Kalpana Borjha | Kalinga University | 22nd June 2020
Introduction:
Limited Liability Partnership is a combination of a private limited company and a partnership firm. It is an alternative corporate business with benefits of limited liability and flexibility of a partnership. An LLP can continue its business irrespective of the change in partners. None of the partners is liable for the unauthorized acts of another partner In India all the activities of a Limited Liability Partnership are governed by the LLP Act, 2008, and Limited Liability Partnership Rules, 2008.
Features of an LLP:
- Separate Legal Entity- an LLP is maintained as a separate legal entity, the partners and the LLP are different from each other.
- Minimum 2 Partners- A minimum of 2 partners is necessary to establish an LLP. There’s no limit for the maximum number of partners.
- The benefit of LLP is available to any enterprise and not just restricted to certain classes of professionals.
- No minimum capital contribution is required to form an LLP.
Advantages of an LLP:
- The liability of each partner is limited to a particular share as mentioned in the agreement while creation the LLP.
- It is cost-efficient and easier to form as compared to a company, etc.
- There is less restriction and compliance of Government in an LLP, as compared to that in a company.
- Partners in LLP are not liable for the acts of other partners and are liable only for their own actions.
- Partners are not individually liable to be sued against the LLP because LLP itself is considered as a juristic person and can sue or be sued by others in its name.
Disadvantages of an LLP:
- An LLP cannot raise funds from the public because it cannot come out with its IPO which a company can easily do.
Taxation of LLP in India:
In India LLPs are taxed as a Partnership firm, tax is levied in the name of the LLP and the partners are free from tax. The income tax return is signed and verified by the designated partner and in his absence, any other partner can perform the task. It has lower tax rates as compared to companies and they are also not subject to dividend distribution tax, i.e., it won’t be liable to pay tax when the profit is distributed among the partners.
Registration of a new LLP:
An LLP registration is much easier as compared to registration of other types of business entities.
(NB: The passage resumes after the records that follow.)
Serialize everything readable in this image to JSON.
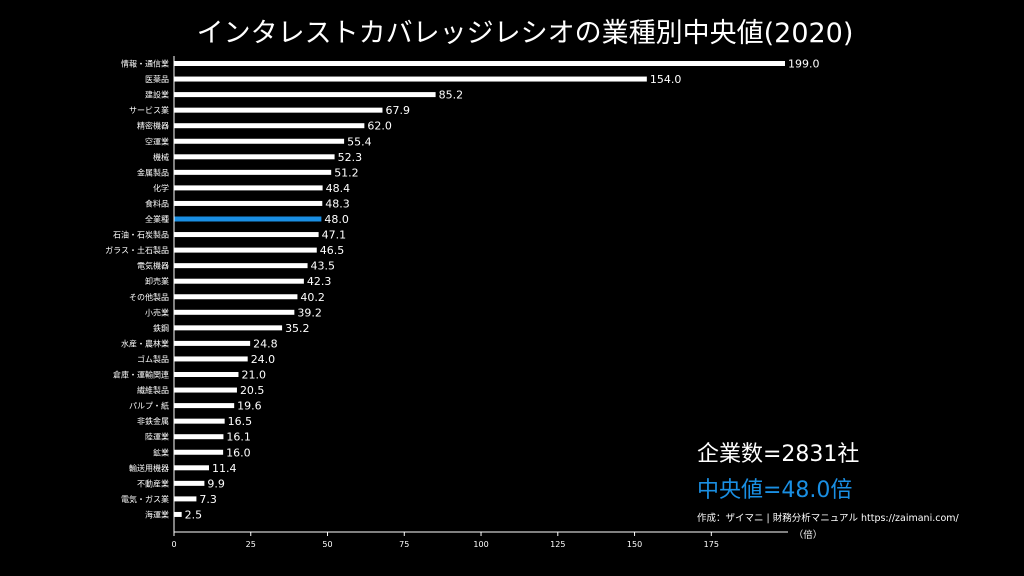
{
  "chart_data": {
    "type": "bar",
    "orientation": "horizontal",
    "title": "インタレストカバレッジレシオの業種別中央値(2020)",
    "categories": [
      "情報・通信業",
      "医薬品",
      "建設業",
      "サービス業",
      "精密機器",
      "空運業",
      "機械",
      "金属製品",
      "化学",
      "食料品",
      "全業種",
      "石油・石炭製品",
      "ガラス・土石製品",
      "電気機器",
      "卸売業",
      "その他製品",
      "小売業",
      "鉄鋼",
      "水産・農林業",
      "ゴム製品",
      "倉庫・運輸関連",
      "繊維製品",
      "パルプ・紙",
      "非鉄金属",
      "陸運業",
      "鉱業",
      "輸送用機器",
      "不動産業",
      "電気・ガス業",
      "海運業"
    ],
    "values": [
      199.0,
      154.0,
      85.2,
      67.9,
      62.0,
      55.4,
      52.3,
      51.2,
      48.4,
      48.3,
      48.0,
      47.1,
      46.5,
      43.5,
      42.3,
      40.2,
      39.2,
      35.2,
      24.8,
      24.0,
      21.0,
      20.5,
      19.6,
      16.5,
      16.1,
      16.0,
      11.4,
      9.9,
      7.3,
      2.5
    ],
    "value_labels": [
      "199.0",
      "154.0",
      "85.2",
      "67.9",
      "62.0",
      "55.4",
      "52.3",
      "51.2",
      "48.4",
      "48.3",
      "48.0",
      "47.1",
      "46.5",
      "43.5",
      "42.3",
      "40.2",
      "39.2",
      "35.2",
      "24.8",
      "24.0",
      "21.0",
      "20.5",
      "19.6",
      "16.5",
      "16.1",
      "16.0",
      "11.4",
      "9.9",
      "7.3",
      "2.5"
    ],
    "highlight_category": "全業種",
    "xlim": [
      0,
      199
    ],
    "xticks": [
      0,
      25,
      50,
      75,
      100,
      125,
      150,
      175
    ],
    "xlabel": "（倍）",
    "grid": false,
    "bar_color": "#ffffff",
    "highlight_color": "#1a8fe3",
    "background": "#000000"
  },
  "annotations": {
    "company_count": "企業数=2831社",
    "median_text": "中央値=48.0倍",
    "credit": "作成：ザイマニ | 財務分析マニュアル https://zaimani.com/"
  }
}
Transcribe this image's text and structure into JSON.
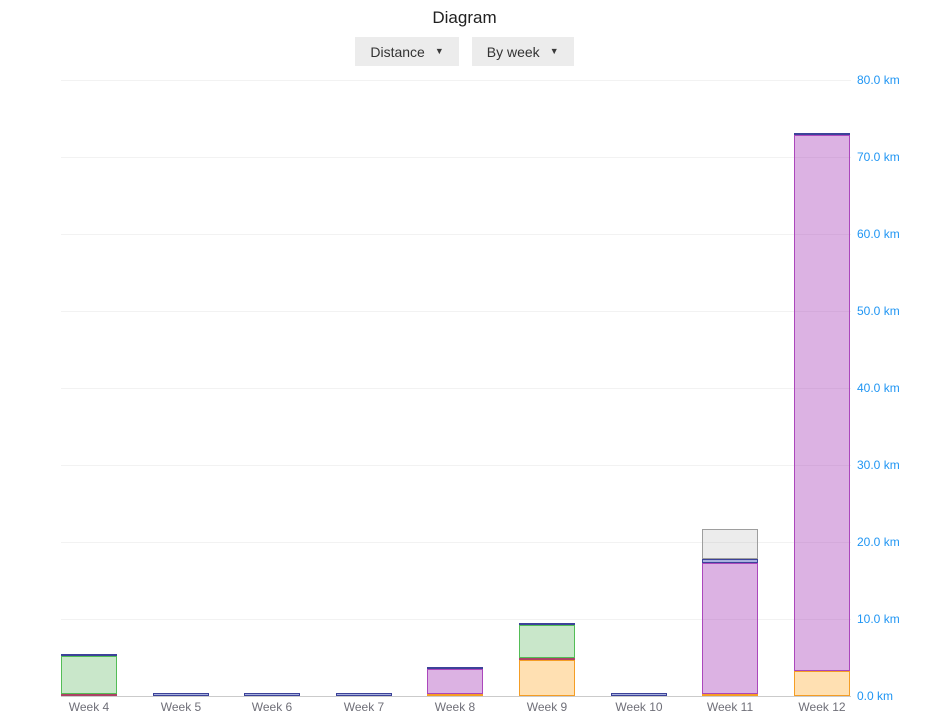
{
  "page": {
    "title": "Diagram"
  },
  "icons": {
    "chevron_down": "▼"
  },
  "controls": {
    "metric_dropdown": {
      "label": "Distance"
    },
    "grouping_dropdown": {
      "label": "By week"
    }
  },
  "chart_data": {
    "type": "bar",
    "stacked": true,
    "title": "Diagram",
    "unit": "km",
    "legend": false,
    "grid": true,
    "y_axis": {
      "side": "right",
      "min": 0,
      "max": 80,
      "tick_step": 10,
      "tick_labels": [
        "0.0 km",
        "10.0 km",
        "20.0 km",
        "30.0 km",
        "40.0 km",
        "50.0 km",
        "60.0 km",
        "70.0 km",
        "80.0 km"
      ],
      "label_color": "#2196f3"
    },
    "x_axis": {
      "label_color": "#6f6f78"
    },
    "categories": [
      "Week 4",
      "Week 5",
      "Week 6",
      "Week 7",
      "Week 8",
      "Week 9",
      "Week 10",
      "Week 11",
      "Week 12"
    ],
    "totals_km": [
      5.4,
      0.4,
      0.4,
      0.4,
      3.7,
      9.5,
      0.4,
      21.6,
      73.1
    ],
    "bars": [
      {
        "category": "Week 4",
        "segments": [
          {
            "color": "red",
            "value": 0.2
          },
          {
            "color": "green",
            "value": 4.9
          },
          {
            "color": "blue",
            "value": 0.3
          }
        ]
      },
      {
        "category": "Week 5",
        "segments": [
          {
            "color": "blue",
            "value": 0.4
          }
        ]
      },
      {
        "category": "Week 6",
        "segments": [
          {
            "color": "blue",
            "value": 0.4
          }
        ]
      },
      {
        "category": "Week 7",
        "segments": [
          {
            "color": "blue",
            "value": 0.4
          }
        ]
      },
      {
        "category": "Week 8",
        "segments": [
          {
            "color": "orange",
            "value": 0.2
          },
          {
            "color": "purple",
            "value": 3.2
          },
          {
            "color": "blue",
            "value": 0.3
          }
        ]
      },
      {
        "category": "Week 9",
        "segments": [
          {
            "color": "orange",
            "value": 4.7
          },
          {
            "color": "red",
            "value": 0.2
          },
          {
            "color": "green",
            "value": 4.3
          },
          {
            "color": "blue",
            "value": 0.3
          }
        ]
      },
      {
        "category": "Week 10",
        "segments": [
          {
            "color": "blue",
            "value": 0.4
          }
        ]
      },
      {
        "category": "Week 11",
        "segments": [
          {
            "color": "orange",
            "value": 0.2
          },
          {
            "color": "purple",
            "value": 17.0
          },
          {
            "color": "blue",
            "value": 0.5
          },
          {
            "color": "gray",
            "value": 3.9
          }
        ]
      },
      {
        "category": "Week 12",
        "segments": [
          {
            "color": "orange",
            "value": 3.2
          },
          {
            "color": "purple",
            "value": 69.6
          },
          {
            "color": "blue",
            "value": 0.3
          }
        ]
      }
    ],
    "palette": {
      "green": {
        "fill": "rgba(76,175,80,0.30)",
        "border": "#53bd56"
      },
      "purple": {
        "fill": "rgba(171,71,188,0.42)",
        "border": "#ab47bc"
      },
      "orange": {
        "fill": "rgba(255,152,0,0.30)",
        "border": "#f49d25"
      },
      "blue": {
        "fill": "rgba(63,81,181,0.45)",
        "border": "#3c4299"
      },
      "red": {
        "fill": "rgba(233,30,99,0.35)",
        "border": "#ad4265"
      },
      "gray": {
        "fill": "rgba(158,158,158,0.20)",
        "border": "#9e9e9e"
      }
    }
  }
}
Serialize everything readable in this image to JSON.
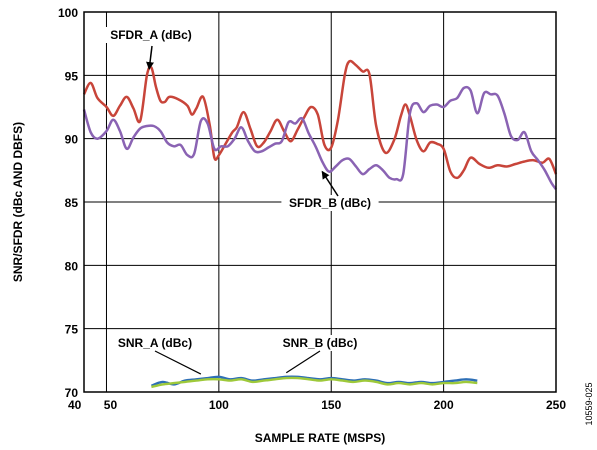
{
  "chart_data": {
    "type": "line",
    "xlabel": "SAMPLE RATE (MSPS)",
    "ylabel": "SNR/SFDR (dBc AND DBFS)",
    "xlim": [
      40,
      250
    ],
    "ylim": [
      70,
      100
    ],
    "x_ticks": [
      40,
      50,
      100,
      150,
      200,
      250
    ],
    "y_ticks": [
      70,
      75,
      80,
      85,
      90,
      95,
      100
    ],
    "grid": true,
    "figure_id": "10559-025",
    "series": [
      {
        "name": "SFDR_A (dBc)",
        "color": "#c8453a",
        "x": [
          40,
          43,
          46,
          50,
          53,
          56,
          59,
          62,
          65,
          68,
          70,
          72,
          74,
          76,
          78,
          82,
          86,
          88,
          90,
          93,
          96,
          98,
          100,
          103,
          106,
          108,
          111,
          114,
          117,
          120,
          123,
          126,
          129,
          132,
          135,
          138,
          141,
          144,
          147,
          150,
          153,
          156,
          158,
          161,
          164,
          167,
          170,
          174,
          178,
          181,
          183,
          185,
          188,
          191,
          194,
          197,
          200,
          203,
          206,
          209,
          212,
          216,
          220,
          224,
          228,
          232,
          236,
          240,
          244,
          247,
          250
        ],
        "y": [
          93.5,
          94.4,
          93.2,
          92.5,
          91.8,
          92.6,
          93.3,
          92.4,
          91.4,
          95.0,
          95.6,
          94.1,
          93.0,
          92.9,
          93.3,
          93.1,
          92.6,
          91.9,
          92.4,
          93.3,
          91.0,
          88.5,
          88.7,
          89.6,
          90.5,
          90.9,
          92.1,
          90.8,
          89.4,
          89.7,
          90.6,
          91.5,
          90.6,
          89.8,
          90.7,
          91.7,
          92.5,
          91.9,
          89.5,
          89.3,
          91.5,
          95.0,
          96.1,
          95.8,
          95.3,
          95.1,
          91.0,
          88.9,
          89.9,
          91.8,
          92.7,
          91.8,
          89.9,
          89.0,
          89.7,
          89.6,
          89.2,
          87.4,
          86.9,
          87.5,
          88.5,
          88.0,
          87.7,
          87.9,
          87.8,
          88.0,
          88.2,
          88.3,
          88.1,
          88.4,
          87.2
        ]
      },
      {
        "name": "SFDR_B (dBc)",
        "color": "#8a63b3",
        "x": [
          40,
          43,
          46,
          50,
          53,
          56,
          59,
          62,
          65,
          68,
          71,
          74,
          77,
          80,
          83,
          86,
          89,
          92,
          95,
          98,
          101,
          104,
          107,
          110,
          113,
          116,
          119,
          122,
          125,
          128,
          131,
          134,
          137,
          140,
          143,
          146,
          149,
          152,
          155,
          158,
          161,
          164,
          167,
          170,
          173,
          176,
          179,
          182,
          185,
          188,
          191,
          194,
          197,
          200,
          203,
          206,
          209,
          212,
          215,
          218,
          221,
          224,
          227,
          230,
          233,
          236,
          239,
          242,
          245,
          248,
          250
        ],
        "y": [
          92.3,
          90.5,
          90.0,
          90.6,
          91.5,
          90.6,
          89.2,
          90.1,
          90.8,
          91.0,
          91.0,
          90.6,
          89.7,
          89.4,
          89.5,
          88.7,
          88.8,
          91.4,
          91.2,
          89.2,
          89.4,
          89.4,
          90.0,
          90.9,
          89.8,
          89.0,
          89.0,
          89.3,
          89.6,
          89.8,
          91.3,
          91.2,
          91.6,
          90.4,
          89.4,
          88.2,
          87.4,
          87.8,
          88.3,
          88.4,
          87.8,
          87.2,
          87.6,
          87.9,
          87.5,
          86.9,
          86.8,
          87.2,
          92.0,
          92.8,
          92.1,
          92.6,
          92.7,
          92.5,
          93.0,
          93.2,
          94.0,
          93.8,
          92.0,
          93.6,
          93.5,
          93.4,
          92.0,
          90.2,
          89.9,
          90.5,
          89.0,
          88.3,
          87.5,
          86.5,
          86.0
        ]
      },
      {
        "name": "SNR_A (dBc)",
        "color": "#2e6fb6",
        "x": [
          70,
          75,
          80,
          85,
          90,
          95,
          100,
          105,
          110,
          115,
          120,
          125,
          130,
          135,
          140,
          145,
          150,
          155,
          160,
          165,
          170,
          175,
          180,
          185,
          190,
          195,
          200,
          205,
          210,
          215
        ],
        "y": [
          70.5,
          70.8,
          70.6,
          70.9,
          71.0,
          71.1,
          71.2,
          71.0,
          71.1,
          70.9,
          71.0,
          71.1,
          71.2,
          71.2,
          71.1,
          71.0,
          71.1,
          71.0,
          70.9,
          71.0,
          70.9,
          70.7,
          70.8,
          70.7,
          70.8,
          70.7,
          70.8,
          70.9,
          71.0,
          70.9
        ]
      },
      {
        "name": "SNR_B (dBc)",
        "color": "#9ec93a",
        "x": [
          70,
          75,
          80,
          85,
          90,
          95,
          100,
          105,
          110,
          115,
          120,
          125,
          130,
          135,
          140,
          145,
          150,
          155,
          160,
          165,
          170,
          175,
          180,
          185,
          190,
          195,
          200,
          205,
          210,
          215
        ],
        "y": [
          70.4,
          70.6,
          70.7,
          70.8,
          70.9,
          71.0,
          71.0,
          70.9,
          71.0,
          70.8,
          70.9,
          71.0,
          71.1,
          71.1,
          71.0,
          70.9,
          71.0,
          70.9,
          70.8,
          70.9,
          70.8,
          70.6,
          70.7,
          70.6,
          70.7,
          70.6,
          70.7,
          70.7,
          70.8,
          70.7
        ]
      }
    ],
    "annotations": [
      {
        "text": "SFDR_A (dBc)",
        "series": 0,
        "point_x": 69,
        "point_y": 95.5
      },
      {
        "text": "SFDR_B (dBc)",
        "series": 1,
        "point_x": 146,
        "point_y": 87.4
      },
      {
        "text": "SNR_A (dBc)",
        "series": 2,
        "point_x": 92,
        "point_y": 71.1
      },
      {
        "text": "SNR_B (dBc)",
        "series": 3,
        "point_x": 130,
        "point_y": 71.2
      }
    ]
  }
}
A simple procedure is needed to be followed for the registration of an LLP.
- Obtaining DIN or DPIN- obtaining the Director Identification Number (DIN) or the Designated Partner Identification Number (DPIN) by each delegated partner of LLP is the very first step towards registration.
- Digital Signature Certificate- According to the IT Act, 2000 all LLPs need to submit all the electronic documents to use Digital Signature Certificate (DSC) to ensure the required level of security. A licensed Certifying Authority is the one who issues the DSC.
- Apply for a Name- Every LLP has its unique identification name. Apply for the LLP’s name by filling it in Form 1. When the ministry approves the LLP’s name, a confirmation mail is sent to the registered email id for the same.
- When the LLP registration process is done and is approved, the LLP agreement is needed to be filed within 30 days.
Conclusion:
LLPs appears to be one of the best ways to start a business. The only downside of establishing an LLP is that it isn’t allowed to increase funds from the public and sometimes it is difficult to wind up the process of LLP as compared to other business entities. However, LLPs aren’t completely downside if planned and made in action well.